Thursday, November 08, 2012

Storm surges, sea level and climate change

In the inevitable discussion about the relationship between climate change and Hurricane Sandy, there's been much focus on the storm surge. Hallelujah.

There are a lot of ways climate change could influence tropical cyclones. In the past, most of the public discussion had focused on warmer water temperatures driving more intense storms, based largely on research by Kerry Emanuel and others. The water temperatures are, however, just one factor.

Other important issues include how climate change may affect upper levels winds, which can 'shear' off storms; El Nino events, which itself affect upper level winds; mid-latitude pressure systems, which divert storms and affect their dissolution; patterns of ocean temperature change and hence storm generation and path; atmospheric moisture, and in turn, rainfall. All of these are complicated and uncertain. When the experts try to add it all together, the verdict is that it's hard to say just how climate change will affect tropical cyclone frequency and intensity.

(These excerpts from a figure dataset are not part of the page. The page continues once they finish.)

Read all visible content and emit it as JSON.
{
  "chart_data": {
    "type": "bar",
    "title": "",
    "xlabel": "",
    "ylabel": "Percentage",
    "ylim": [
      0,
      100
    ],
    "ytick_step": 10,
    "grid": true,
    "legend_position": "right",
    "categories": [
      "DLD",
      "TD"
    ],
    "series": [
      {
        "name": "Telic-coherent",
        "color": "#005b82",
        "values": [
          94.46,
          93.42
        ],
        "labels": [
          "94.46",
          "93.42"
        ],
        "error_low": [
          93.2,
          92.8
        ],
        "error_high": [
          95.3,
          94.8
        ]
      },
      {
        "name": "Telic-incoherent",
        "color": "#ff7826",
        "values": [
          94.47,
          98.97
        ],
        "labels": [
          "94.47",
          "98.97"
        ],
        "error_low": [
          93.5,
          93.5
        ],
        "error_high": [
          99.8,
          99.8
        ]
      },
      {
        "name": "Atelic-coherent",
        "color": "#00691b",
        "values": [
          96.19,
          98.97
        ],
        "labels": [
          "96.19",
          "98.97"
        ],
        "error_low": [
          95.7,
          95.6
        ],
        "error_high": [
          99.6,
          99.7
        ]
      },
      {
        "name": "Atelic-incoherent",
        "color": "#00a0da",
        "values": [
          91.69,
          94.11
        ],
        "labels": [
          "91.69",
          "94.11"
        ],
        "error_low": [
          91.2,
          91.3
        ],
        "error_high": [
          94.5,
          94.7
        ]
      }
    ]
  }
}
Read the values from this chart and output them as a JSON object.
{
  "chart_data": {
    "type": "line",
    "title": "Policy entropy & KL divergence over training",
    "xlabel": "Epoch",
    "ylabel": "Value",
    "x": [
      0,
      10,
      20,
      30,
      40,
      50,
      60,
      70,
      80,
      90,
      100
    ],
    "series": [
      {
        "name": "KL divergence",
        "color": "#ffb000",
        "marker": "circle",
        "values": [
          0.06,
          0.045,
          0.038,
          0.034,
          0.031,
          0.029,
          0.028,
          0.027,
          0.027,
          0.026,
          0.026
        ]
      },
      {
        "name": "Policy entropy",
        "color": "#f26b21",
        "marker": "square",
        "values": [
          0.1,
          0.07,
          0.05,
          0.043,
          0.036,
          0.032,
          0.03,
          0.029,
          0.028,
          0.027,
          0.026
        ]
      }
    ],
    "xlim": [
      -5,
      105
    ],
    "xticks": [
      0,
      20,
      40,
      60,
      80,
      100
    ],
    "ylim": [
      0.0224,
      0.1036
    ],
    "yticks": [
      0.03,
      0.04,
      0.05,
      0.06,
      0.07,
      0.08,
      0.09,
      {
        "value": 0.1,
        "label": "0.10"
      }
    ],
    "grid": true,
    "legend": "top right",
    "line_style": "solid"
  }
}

The one area in which we can speak with some certainty is cyclone impacts - things like storm surges - rather than cyclone formation and frequency. There's no reasonable doubt that the global mean sea level has risen due to climate change. The rise to date is largely because of thermal expansion of sea water; water gets less dense and expands as it warms (above the maximum density, 4 deg C for freshwater). If we are wrong about that, we may as well throw every physics textbook in a bonfire, but don't let me give the first year students here any ideas. Here's the sea level data from Battery Park in New York City since 1856


The rise of almost 40 cm is not entirely due to sea level rise. As is explained clearly in this article by Chris Mooney, land subsidence, a New York legacy of the end of the last ice age, account for roughly half of the observed change. The rest is largely driven by global sea level rise. Thanks in part to climate change, the storm surge from Sandy was certainly higher than that of an identical hurricane at the identical time in the tidal cycle striking the coast 50, 100 or 150 years ago.

Now the difference noted here - 20 cm or so - is not large. Keep in mind, though, that there's a non-linear relationship between the surge height and the "run-up": how far the water runs up on to land. An increase in surge height can have a disproportionate affect on the the distance water travels inland and the erosive power. The exact relationship depends on the profile of the shoreline and the type of ground or sediment; this is evident in the stunning before and after Sandy images of the New Jersey coastline put together by NOAA (or images from the Japanese tsunami).

You might argue this is not so different from the ocean temperature argument:  if everything else is equal, the same cyclone passing over warmer water will be more intense. The problem is that, in reality, everything else is never equal. That, in effect, is the theme of my article on sea level variability in Kiribati and the video we put together, using footage I'd gathered during field trips to Kiribati, about the causes of the loss of the island of Bikeman.

5 comments:

david lewis said...

When the US Navy asked the National Academy, what about sea level rise, the answer was this report: National Security Implications of Climate Change for US Naval Forces

The threat of sea level rise was described this way:

"neither regional nor global sea level is of primary interest in determining naval coastal installation vulnerability. Rather, it is the increased vulnerability associated with extreme events (storm surges) and their dependence on changes in regional sea level, tidal amplitudes, and the nature of extraordinary meteorological forces that are of greatest importance"

Simon Donner said...

Thanks David, that's a great quote.

EliRabett said...

Simon, as someone who played on the barrier beaches in the Rockaways and lived in low lying areas of South Brooklyn, let me tell you that Manhattan and the Bowery is the least of it. People we know who work in Hoboken NJ say that their buildings will not be open until January or later (a lot of Wall Street backoffices were located there.

Simon Donner said...

Absolutely, thanks for writing that. The recovery time will also be long in lots of communities along the Long Island coast and especially the Jersey Shore.

This is a powerful reminder of the worst potential inequalities of climate change. There's a huge range in our ability to adapt, and the people and communities with lower adaptive capacity might also be seen as "lower priorities" and receive less or less urgent public assistance.

Brian Schmidt said...

I've been on a kick for a few years that SLR is the strongest legal vulnerability for climate polluters because you don't have to wrestle with whether it was caused by climate change or something else.

Untangling damamges for SLR versus general damages from a storm won't be easy, but I think a judge who bought the argument that polluters are responsible for SLR isn't going to let them off because their damage is mixed in with other damages.